The video does not include any significant audio track, perhaps understandably for a "leak" video, but it's worth emphasising that the audio experience, both in terms of input and output, is a key part of the Cortana experience.
The video shows Cortana being accessed from a Live Tile on the Windows Phone Start screen, but it will also be possible to access the feature from the standard search navigation button, with queries (search phrases) entered using the on-screen keyboard or via voice recognition.
The first half of the video also gives a good overview of the Cortana set up process, showing how the feature requires you to log-in to your Microsoft account, tell it your name, and answer a few general questions to help the service understand your character / requirements.
The video shows only one example of Cortana answering a question (weather), but it is understood that Cortana can parse natural language queries and will, where possible, provide a direct answer (i.e. smart results).

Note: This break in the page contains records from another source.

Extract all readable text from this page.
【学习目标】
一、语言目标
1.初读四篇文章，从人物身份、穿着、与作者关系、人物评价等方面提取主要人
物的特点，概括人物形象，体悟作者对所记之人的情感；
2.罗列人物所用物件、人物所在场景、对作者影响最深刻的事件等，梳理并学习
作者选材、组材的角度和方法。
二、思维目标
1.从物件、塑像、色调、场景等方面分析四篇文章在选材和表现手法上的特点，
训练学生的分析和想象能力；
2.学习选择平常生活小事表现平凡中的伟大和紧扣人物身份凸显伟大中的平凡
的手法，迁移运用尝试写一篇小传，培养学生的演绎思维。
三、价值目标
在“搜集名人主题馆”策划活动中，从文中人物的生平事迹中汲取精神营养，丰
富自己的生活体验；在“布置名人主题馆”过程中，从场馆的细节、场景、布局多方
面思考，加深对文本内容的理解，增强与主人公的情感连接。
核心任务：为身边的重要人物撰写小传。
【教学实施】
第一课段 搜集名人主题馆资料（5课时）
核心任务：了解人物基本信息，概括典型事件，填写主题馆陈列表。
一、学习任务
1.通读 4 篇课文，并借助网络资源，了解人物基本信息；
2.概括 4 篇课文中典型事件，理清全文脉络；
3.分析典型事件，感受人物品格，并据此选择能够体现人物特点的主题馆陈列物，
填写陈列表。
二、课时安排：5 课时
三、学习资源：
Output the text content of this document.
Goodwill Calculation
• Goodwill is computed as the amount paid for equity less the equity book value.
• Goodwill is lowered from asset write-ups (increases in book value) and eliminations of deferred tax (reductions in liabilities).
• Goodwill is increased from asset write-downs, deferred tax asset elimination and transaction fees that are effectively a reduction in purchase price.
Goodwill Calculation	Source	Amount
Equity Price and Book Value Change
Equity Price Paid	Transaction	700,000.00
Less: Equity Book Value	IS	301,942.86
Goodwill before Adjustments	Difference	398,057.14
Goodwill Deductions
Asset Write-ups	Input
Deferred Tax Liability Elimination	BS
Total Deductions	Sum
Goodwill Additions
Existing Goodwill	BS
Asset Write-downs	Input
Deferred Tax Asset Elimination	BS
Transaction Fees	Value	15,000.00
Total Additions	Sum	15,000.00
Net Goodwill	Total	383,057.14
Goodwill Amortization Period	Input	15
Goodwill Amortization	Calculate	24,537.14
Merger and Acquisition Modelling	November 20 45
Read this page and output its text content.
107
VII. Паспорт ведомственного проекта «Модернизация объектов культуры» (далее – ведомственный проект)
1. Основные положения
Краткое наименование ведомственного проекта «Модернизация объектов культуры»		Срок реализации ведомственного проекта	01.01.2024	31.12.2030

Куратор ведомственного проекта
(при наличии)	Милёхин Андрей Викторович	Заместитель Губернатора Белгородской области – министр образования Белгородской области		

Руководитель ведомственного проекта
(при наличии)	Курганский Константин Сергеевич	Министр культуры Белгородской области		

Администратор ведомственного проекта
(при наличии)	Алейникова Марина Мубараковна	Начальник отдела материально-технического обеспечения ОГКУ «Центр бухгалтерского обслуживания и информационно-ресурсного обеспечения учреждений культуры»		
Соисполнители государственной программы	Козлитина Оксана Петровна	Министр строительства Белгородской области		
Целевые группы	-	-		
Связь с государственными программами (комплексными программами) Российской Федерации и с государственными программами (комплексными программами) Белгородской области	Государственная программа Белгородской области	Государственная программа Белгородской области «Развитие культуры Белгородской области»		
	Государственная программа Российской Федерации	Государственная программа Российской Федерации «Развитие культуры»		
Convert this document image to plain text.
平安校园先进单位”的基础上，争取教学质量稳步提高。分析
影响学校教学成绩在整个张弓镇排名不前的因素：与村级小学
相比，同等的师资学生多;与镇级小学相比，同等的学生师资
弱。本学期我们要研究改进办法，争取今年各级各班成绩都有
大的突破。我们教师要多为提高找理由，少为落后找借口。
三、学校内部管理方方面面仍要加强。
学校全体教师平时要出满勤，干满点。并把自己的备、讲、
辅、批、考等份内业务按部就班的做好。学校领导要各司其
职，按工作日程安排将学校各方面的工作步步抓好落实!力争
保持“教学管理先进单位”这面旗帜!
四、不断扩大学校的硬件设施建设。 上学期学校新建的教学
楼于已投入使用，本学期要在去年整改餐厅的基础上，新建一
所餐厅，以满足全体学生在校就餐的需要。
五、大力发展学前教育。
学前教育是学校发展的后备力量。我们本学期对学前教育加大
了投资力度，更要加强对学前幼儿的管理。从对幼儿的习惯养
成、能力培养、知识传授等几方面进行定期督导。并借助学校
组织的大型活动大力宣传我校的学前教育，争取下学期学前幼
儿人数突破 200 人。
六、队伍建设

Cortana can also be used to carry out certain actions on the phone, such as setting an alarm or entering a calendar appointment. It is not yet clear how extensive this integration is and whether it can be expanded by third party app and service providers.
The second half of the video shows the settings page for the new "quiet hours" functionality that allows users to specify a time period when they are not notified about incoming notifications and messages (e.g. at night, when you're sleeping). The settings make it clear that quiet hours can be automatically turned on and off (by Cortana) according to information in your calendar and that incoming calls and messages from an "inner circle" of contacts can be set to override quiet hours restrictions (i.e. calls from family members or other priority contacts).